Begeleide toegang zorgt ervoor dat een iPhone-gebruiker zich beter kan richten op een bepaalde taak. Met begeleide toegang wordt de iPhone exclusief voor één app gebruikt, waarbij u bepaalt welke functies van de app beschikbaar zijn. Met begeleide toegang kunt u:
iPhone tijdelijk beperken tot een bepaalde app
Gebieden van het scherm die niet relevant zijn voor een taak uitschakelen of gebieden uitschakelen waar een onbedoeld gebaar de gebruiker kan afleiden
De knop voor de sluimerstand of de volumeknoppen op de iPhone uitschakelen
Begeleide toegang inschakelen: Tik op 'Instellingen' > 'Algemeen' > 'Toegankelijkheid' > 'Begeleide toegang'. Hier kunt u het volgende doen:
Begeleide toegang in- of uitschakelen
Een toegangscode instellen die het gebruik van begeleide toegang regelt en voorkomt dat een gebruiker een sessie verlaat
Instellen of andere activeringsknoppen beschikbaar zijn tijdens een sessie
Een sessie met begeleide toegang starten: Open de app die u wilt uitvoeren en druk driemaal op de thuisknop. Pas de instellingen voor de sessie aan en klik op 'Start'.
Regelaars en gebieden van het scherm van de app uitschakelen: Omcirkel de gedeelten van het scherm die u wilt uitschakelen. Met de grepen kunt u het gebied aanpassen.

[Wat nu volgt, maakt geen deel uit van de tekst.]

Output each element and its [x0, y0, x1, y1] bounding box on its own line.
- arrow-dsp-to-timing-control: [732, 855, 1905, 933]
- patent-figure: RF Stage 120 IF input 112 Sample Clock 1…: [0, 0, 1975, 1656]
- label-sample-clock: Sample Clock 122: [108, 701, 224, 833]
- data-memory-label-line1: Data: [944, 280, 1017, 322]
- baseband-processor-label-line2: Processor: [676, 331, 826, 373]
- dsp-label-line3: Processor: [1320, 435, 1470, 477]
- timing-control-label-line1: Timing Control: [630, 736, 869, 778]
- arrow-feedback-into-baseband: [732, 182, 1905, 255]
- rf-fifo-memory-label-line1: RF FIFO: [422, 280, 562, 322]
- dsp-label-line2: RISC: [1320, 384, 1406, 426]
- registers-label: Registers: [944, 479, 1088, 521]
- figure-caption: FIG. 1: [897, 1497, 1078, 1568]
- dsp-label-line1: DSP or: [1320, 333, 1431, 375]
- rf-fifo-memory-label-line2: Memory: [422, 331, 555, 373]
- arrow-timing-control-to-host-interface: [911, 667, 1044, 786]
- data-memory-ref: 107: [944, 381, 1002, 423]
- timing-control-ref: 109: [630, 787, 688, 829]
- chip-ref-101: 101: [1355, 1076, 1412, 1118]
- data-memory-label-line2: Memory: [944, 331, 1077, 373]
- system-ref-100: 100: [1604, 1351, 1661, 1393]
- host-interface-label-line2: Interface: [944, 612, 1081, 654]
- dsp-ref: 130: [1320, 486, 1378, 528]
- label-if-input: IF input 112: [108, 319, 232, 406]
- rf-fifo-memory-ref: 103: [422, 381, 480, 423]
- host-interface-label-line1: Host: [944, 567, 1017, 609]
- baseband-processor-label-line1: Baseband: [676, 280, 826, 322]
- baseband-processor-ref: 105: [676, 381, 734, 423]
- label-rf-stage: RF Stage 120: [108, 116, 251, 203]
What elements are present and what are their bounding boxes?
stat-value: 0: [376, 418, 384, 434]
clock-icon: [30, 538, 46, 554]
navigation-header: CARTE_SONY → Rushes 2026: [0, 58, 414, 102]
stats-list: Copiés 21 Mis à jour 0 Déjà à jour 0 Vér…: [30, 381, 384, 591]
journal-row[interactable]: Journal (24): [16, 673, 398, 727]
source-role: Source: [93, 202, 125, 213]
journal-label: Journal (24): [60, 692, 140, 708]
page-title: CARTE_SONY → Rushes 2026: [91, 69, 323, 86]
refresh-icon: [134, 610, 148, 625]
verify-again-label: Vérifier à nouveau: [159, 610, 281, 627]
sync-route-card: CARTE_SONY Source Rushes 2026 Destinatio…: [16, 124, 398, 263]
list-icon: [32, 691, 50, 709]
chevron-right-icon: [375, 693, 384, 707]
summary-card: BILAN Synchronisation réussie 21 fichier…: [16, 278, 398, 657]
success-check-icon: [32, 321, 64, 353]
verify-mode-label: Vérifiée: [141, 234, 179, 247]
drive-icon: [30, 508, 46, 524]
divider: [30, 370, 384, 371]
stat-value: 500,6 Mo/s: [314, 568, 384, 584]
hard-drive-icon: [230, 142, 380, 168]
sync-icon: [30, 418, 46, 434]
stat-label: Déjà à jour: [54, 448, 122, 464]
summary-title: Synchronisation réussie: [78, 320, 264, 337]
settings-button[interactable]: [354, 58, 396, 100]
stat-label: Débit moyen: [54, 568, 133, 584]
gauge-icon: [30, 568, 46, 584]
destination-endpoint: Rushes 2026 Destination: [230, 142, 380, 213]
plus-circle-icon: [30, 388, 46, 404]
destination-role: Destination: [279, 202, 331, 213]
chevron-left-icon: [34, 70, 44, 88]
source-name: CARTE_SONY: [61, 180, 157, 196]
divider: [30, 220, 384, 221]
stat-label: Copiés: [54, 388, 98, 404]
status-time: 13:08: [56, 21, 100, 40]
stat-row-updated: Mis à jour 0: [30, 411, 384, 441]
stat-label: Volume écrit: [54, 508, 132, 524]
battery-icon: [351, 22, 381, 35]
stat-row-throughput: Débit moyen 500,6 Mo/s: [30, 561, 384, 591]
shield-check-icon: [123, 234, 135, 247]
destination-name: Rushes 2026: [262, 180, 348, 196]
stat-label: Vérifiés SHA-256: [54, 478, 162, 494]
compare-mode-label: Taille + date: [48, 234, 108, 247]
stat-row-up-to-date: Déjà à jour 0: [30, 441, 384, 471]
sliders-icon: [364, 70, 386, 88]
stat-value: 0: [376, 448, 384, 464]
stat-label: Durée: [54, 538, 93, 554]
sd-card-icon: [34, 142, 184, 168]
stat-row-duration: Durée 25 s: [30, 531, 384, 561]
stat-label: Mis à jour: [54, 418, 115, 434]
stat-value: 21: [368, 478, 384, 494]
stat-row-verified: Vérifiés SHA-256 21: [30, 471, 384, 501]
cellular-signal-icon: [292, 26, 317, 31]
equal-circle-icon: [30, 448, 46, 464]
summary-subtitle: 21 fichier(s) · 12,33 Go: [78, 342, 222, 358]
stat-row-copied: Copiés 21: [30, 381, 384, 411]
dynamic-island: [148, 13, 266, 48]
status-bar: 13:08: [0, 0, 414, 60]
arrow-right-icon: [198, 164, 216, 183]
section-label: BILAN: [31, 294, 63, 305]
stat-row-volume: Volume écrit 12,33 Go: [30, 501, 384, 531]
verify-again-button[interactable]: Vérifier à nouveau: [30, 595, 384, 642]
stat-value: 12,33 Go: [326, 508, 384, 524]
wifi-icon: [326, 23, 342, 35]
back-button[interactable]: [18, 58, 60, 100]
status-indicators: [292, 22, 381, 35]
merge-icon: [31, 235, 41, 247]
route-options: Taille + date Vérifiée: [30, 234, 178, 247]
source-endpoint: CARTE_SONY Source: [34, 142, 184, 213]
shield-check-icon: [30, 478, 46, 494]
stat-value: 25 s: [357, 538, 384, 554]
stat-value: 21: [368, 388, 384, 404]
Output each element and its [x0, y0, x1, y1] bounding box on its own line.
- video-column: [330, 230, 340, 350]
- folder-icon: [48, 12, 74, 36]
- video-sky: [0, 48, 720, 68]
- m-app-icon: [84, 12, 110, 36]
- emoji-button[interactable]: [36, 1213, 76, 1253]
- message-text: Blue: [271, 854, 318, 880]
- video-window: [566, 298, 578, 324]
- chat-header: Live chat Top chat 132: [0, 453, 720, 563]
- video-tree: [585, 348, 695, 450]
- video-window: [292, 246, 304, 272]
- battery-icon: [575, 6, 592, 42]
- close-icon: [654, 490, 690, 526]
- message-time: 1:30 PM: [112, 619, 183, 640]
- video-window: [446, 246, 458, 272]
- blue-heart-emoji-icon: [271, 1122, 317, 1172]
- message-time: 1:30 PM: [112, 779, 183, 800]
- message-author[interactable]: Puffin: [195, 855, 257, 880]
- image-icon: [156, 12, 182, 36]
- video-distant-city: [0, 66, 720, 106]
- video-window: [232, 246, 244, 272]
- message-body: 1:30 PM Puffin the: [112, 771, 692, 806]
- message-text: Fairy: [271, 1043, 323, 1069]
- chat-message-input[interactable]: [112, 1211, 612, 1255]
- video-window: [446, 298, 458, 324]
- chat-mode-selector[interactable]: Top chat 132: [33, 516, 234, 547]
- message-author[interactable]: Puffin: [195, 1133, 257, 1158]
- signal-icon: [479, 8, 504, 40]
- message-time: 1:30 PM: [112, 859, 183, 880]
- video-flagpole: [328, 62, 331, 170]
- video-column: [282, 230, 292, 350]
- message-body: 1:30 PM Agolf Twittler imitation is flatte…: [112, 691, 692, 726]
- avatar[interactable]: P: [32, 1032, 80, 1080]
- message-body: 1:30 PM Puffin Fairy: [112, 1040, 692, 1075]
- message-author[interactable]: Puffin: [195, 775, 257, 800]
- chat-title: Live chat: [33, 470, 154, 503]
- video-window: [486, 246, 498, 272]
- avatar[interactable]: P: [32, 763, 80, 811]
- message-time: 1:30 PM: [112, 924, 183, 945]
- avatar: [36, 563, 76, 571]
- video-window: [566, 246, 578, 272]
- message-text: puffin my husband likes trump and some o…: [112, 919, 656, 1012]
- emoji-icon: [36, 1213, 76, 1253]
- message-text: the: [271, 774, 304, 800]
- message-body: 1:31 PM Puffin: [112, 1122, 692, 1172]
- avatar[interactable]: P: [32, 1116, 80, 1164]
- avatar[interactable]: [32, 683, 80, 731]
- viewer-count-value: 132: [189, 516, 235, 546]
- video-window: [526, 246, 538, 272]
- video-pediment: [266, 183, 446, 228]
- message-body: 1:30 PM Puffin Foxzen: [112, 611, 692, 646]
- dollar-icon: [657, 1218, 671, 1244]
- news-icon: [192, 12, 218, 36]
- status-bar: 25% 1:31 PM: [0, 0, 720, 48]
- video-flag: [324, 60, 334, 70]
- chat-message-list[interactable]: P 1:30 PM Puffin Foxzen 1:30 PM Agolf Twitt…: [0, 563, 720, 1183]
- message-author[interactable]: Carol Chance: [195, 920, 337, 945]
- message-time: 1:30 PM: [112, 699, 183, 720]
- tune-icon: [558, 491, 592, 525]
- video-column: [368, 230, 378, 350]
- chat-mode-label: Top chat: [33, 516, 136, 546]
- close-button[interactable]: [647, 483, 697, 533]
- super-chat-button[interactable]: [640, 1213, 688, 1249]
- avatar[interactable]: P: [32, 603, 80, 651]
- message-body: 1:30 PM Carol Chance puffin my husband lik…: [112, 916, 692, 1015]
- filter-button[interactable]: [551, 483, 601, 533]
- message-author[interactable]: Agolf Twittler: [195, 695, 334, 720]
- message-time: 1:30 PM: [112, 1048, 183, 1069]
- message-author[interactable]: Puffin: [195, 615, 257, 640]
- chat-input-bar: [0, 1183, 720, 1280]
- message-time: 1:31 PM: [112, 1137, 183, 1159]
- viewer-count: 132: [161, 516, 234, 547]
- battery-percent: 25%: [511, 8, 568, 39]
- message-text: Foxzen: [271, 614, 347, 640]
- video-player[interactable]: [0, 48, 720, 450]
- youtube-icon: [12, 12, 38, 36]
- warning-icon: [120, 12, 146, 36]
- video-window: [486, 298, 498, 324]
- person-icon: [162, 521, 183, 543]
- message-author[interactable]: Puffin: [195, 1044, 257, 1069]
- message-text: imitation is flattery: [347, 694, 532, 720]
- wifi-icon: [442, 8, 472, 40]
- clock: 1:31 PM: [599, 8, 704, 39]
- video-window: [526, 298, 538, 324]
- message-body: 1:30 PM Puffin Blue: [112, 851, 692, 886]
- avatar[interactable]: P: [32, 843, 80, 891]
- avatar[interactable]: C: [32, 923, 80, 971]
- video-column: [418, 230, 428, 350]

De knop voor de sluimerstand of de volumeknoppen inschakelen: Tik op 'Opties' en schakel de knoppen in.
Alle aanrakingen van het scherm negeren: Schakel 'Aanraking' uit.
Voorkomen dat de iPhone schakelt tussen de staande en liggende weergave of op andere bewegingen reageert: Schakel 'Beweging' uit.
Een sessie met begeleide toegang beëindigen: Druk driemaal op de thuisknop, voer de toegangscode voor begeleide toegang in en tik vervolgens op 'Stop'.